Le Real Madrid se retrouve dans une situation très délicate concernant José Mourinho, la faute à une clause libératoire évolutive dans son contrat avec le Benfica Lisbonne, qui court jusqu’en juin 2027.
L’entraîneur portugais a donné son accord définitif pour entraîner le club madrilène il y a dix jours. Pourtant, la direction de Florentino Pérez n’a pas bougé pour finaliser le dossier avec Benfica, retardant l’annonce officielle du retour du « Special One » en raison des élections internes du club.
Des élections anticipées qui coûtent cher au Real Madrid
Le plan initial de Pérez était d’activer la clause libératoire de Mourinho deux jours après la fin de la saison. À cette date, le Real Madrid n’aurait eu qu’à débourser 6 millions d’euros pour s’offrir le coach de 63 ans pour un second mandat au Santiago Bernabéu.
Mais l’annonce d’élections anticipées pour la présidence du Real Madrid, où Pérez affronte le candidat Enrique Riquelme (le scrutin aura lieu le 7 juin), a tout chamboulé.
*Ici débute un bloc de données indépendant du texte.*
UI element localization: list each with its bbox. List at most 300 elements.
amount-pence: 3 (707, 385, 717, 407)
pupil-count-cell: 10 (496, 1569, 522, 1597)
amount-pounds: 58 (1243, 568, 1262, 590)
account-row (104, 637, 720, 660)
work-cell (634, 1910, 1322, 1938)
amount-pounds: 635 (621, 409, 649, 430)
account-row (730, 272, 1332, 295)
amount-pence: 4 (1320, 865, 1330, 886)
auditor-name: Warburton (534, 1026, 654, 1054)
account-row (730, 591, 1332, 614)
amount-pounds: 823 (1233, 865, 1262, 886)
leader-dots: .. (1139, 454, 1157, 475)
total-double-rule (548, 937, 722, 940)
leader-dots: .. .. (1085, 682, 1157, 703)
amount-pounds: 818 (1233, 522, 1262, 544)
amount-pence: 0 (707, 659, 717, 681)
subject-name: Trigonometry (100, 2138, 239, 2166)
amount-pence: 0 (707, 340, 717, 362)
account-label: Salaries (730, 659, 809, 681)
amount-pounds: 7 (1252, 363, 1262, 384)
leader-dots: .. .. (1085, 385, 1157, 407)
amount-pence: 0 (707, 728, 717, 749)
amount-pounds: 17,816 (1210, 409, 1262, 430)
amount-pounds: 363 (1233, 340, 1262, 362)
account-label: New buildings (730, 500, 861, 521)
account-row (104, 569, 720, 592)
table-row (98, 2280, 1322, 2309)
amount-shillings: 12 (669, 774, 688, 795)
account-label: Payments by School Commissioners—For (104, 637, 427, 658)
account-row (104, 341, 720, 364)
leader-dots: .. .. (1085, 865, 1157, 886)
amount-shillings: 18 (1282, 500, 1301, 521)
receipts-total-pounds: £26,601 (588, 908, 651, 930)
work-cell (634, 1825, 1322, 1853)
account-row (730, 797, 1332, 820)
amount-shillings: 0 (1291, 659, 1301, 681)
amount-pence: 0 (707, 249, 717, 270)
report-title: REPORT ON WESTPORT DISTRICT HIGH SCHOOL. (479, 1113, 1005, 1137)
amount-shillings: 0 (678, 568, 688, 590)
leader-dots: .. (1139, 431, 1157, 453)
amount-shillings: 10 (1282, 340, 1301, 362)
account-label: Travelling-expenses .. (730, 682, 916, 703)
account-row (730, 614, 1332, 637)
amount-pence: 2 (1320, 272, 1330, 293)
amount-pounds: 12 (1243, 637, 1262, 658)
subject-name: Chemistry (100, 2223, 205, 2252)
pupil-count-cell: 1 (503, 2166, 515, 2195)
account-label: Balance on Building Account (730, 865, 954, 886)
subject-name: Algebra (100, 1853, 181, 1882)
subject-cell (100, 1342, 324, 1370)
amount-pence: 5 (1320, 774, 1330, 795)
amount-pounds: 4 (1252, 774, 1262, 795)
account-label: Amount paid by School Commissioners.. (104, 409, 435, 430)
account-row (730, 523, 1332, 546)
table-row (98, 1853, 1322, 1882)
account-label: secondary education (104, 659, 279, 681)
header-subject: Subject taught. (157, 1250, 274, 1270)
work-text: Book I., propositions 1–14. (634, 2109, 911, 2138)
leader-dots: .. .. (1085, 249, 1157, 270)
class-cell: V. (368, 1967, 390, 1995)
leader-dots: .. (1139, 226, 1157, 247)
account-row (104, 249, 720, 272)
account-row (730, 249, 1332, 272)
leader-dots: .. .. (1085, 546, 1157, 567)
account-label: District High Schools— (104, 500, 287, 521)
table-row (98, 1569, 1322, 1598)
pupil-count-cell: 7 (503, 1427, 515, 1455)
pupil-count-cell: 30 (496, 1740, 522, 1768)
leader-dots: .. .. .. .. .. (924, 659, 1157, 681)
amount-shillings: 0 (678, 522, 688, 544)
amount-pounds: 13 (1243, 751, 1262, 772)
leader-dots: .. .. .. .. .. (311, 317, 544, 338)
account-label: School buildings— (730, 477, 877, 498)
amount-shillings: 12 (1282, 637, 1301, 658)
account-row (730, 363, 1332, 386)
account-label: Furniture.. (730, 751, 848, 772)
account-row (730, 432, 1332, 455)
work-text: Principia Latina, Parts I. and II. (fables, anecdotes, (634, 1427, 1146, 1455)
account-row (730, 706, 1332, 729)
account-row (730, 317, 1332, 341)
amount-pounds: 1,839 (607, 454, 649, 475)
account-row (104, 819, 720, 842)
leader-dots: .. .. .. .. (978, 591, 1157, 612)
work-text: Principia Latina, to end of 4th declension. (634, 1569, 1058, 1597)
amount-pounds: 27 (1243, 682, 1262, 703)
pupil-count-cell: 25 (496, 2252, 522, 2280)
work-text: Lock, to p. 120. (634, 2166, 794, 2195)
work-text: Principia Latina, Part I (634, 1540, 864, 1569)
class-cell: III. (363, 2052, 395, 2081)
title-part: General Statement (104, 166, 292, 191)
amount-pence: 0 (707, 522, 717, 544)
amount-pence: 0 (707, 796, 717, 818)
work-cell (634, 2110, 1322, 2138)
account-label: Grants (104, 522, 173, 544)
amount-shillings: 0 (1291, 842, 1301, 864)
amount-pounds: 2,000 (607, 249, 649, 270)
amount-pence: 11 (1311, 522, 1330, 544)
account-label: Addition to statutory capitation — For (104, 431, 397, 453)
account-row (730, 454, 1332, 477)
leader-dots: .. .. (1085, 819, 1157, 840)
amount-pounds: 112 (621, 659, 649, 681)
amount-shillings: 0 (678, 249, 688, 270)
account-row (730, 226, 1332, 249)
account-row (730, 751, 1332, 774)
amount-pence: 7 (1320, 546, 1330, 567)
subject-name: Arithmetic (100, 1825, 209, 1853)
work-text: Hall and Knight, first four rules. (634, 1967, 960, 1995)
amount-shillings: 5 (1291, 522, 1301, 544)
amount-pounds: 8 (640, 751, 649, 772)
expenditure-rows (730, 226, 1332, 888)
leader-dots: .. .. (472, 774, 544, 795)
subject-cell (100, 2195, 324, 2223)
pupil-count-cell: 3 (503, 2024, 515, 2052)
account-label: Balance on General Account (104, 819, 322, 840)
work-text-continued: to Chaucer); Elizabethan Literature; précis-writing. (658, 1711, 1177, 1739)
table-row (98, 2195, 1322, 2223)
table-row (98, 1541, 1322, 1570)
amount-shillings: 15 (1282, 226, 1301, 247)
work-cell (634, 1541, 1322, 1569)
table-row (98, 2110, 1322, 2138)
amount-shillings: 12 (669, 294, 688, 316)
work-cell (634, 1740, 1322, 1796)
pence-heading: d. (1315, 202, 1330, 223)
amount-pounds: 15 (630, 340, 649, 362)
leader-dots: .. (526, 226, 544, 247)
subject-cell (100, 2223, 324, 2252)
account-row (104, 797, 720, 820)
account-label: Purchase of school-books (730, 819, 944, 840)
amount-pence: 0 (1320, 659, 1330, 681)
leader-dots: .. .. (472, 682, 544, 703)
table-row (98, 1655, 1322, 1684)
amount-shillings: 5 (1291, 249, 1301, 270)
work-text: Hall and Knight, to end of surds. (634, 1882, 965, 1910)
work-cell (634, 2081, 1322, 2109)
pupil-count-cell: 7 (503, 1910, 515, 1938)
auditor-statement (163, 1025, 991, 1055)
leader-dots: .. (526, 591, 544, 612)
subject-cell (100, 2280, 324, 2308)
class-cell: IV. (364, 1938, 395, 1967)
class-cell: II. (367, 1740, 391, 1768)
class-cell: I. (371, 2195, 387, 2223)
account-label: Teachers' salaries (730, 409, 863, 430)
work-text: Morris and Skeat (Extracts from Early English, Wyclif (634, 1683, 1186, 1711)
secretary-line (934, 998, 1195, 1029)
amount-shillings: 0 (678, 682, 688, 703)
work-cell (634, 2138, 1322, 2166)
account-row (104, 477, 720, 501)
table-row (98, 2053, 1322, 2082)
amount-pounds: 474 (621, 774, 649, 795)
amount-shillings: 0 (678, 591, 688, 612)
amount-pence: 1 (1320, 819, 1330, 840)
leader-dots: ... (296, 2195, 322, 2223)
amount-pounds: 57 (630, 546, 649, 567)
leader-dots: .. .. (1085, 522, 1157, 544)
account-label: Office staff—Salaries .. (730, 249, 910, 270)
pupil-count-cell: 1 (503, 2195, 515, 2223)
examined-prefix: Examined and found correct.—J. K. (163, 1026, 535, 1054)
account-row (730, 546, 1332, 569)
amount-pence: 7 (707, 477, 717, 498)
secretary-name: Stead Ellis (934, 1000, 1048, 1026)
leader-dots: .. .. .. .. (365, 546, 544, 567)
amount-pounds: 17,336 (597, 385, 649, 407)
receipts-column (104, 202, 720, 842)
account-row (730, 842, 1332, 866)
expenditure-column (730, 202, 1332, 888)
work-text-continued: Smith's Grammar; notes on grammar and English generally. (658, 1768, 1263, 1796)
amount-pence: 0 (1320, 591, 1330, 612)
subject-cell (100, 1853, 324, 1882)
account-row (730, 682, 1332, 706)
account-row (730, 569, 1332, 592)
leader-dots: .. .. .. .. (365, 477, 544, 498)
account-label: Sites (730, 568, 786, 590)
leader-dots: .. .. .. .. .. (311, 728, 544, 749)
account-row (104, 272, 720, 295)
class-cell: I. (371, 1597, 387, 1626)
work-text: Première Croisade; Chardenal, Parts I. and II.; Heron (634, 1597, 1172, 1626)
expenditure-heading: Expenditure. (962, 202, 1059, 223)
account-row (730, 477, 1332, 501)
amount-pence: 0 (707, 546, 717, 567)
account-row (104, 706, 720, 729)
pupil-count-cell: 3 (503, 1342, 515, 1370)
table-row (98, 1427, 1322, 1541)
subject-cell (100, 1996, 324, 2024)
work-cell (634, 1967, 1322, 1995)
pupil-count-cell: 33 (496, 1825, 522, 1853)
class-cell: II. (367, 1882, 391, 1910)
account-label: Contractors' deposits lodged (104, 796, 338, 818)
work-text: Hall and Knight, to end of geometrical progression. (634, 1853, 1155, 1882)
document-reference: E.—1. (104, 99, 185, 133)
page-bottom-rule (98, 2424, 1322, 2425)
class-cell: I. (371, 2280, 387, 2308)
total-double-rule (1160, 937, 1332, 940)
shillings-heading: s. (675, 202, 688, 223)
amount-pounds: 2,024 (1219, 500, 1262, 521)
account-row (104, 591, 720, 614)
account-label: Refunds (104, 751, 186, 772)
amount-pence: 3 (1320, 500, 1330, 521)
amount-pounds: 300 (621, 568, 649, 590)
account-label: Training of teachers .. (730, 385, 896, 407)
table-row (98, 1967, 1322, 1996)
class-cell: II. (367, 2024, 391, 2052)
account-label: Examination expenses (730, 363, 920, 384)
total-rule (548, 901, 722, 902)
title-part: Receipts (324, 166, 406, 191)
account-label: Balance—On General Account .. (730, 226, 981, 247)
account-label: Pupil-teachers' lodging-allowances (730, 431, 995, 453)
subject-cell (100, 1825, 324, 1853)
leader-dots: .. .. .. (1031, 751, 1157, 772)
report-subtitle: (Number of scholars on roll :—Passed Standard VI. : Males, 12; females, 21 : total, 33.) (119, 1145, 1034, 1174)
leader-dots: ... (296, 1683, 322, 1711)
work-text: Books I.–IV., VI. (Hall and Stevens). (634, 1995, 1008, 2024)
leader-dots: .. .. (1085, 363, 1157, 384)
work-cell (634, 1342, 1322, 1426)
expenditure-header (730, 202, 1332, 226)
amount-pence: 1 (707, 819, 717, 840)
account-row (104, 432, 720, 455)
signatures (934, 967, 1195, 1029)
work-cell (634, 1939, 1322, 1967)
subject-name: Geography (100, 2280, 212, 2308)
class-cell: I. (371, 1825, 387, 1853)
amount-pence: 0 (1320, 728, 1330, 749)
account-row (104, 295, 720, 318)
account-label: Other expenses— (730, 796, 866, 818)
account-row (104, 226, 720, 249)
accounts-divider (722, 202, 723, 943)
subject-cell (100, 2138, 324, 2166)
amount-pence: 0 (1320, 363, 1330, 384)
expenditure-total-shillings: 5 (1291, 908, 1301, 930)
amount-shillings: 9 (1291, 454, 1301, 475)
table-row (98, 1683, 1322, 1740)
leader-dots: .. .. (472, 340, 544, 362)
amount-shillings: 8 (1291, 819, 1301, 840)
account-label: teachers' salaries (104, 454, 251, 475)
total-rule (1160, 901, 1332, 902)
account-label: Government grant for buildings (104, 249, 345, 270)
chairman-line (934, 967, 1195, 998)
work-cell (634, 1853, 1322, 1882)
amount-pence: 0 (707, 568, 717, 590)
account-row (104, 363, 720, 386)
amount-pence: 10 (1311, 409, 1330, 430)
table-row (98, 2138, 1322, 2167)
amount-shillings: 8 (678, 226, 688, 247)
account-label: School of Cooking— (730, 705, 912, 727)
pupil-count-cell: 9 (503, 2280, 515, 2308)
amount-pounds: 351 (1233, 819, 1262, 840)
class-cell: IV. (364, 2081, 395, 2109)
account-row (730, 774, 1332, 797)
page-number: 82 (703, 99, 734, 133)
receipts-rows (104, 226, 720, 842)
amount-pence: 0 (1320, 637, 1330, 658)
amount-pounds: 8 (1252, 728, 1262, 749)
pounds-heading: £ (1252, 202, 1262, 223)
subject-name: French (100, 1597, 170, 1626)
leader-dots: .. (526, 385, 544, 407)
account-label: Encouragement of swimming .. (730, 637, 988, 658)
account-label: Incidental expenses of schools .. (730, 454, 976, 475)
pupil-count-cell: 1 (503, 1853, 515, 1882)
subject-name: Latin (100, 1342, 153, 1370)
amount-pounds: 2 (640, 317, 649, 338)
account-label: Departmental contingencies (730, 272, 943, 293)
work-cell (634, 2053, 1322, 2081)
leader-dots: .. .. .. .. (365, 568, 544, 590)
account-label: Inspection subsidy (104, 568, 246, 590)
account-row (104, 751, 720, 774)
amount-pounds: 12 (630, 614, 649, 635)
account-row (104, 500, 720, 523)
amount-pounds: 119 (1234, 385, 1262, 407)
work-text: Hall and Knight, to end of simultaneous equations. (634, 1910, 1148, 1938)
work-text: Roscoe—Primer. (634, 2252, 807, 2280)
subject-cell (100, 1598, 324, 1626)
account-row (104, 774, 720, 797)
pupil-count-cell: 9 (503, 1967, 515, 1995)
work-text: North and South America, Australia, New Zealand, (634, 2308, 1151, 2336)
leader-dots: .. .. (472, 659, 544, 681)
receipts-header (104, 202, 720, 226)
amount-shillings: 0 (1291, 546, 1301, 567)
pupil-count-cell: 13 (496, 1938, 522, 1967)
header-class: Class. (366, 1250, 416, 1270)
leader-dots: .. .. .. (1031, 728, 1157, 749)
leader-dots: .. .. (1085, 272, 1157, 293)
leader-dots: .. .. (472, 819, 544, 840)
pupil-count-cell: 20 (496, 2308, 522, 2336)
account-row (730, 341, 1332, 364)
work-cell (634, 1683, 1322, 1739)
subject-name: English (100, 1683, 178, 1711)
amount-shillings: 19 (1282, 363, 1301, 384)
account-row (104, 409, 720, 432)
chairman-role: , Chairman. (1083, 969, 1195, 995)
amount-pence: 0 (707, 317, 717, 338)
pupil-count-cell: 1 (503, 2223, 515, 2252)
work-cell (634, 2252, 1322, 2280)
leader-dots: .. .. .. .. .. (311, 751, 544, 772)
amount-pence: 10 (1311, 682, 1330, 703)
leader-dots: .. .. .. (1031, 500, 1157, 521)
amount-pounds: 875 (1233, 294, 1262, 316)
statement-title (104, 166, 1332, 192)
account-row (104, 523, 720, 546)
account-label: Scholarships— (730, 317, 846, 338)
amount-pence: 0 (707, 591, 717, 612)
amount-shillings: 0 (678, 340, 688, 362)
Florentino Pérez a été contraint de suspendre toute démarche officielle en attendant les résultats du vote.
Le verdict financier est lourd : le Real Madrid doit désormais payer 15 millions d’euros à Benfica s’il veut finaliser l’arrivée de Mourinho. C’est plus du double du montant initial qui était valable jusqu’au 29 mai.
Négociations en vue entre Florentino Pérez et Rui Costa
Pérez garde un mince espoir de négocier un rabais directement avec le président de Benfica, Rui Costa. Néanmoins, il est peu probable que le club portugais accepte de revoir ses exigences à la baisse.
Le Real Madrid pourrait donc se voir obligé de payer une somme record pour un entraîneur, juste avant d’attaquer un mercato estival qui s’annonce déjà particulièrement coûteux.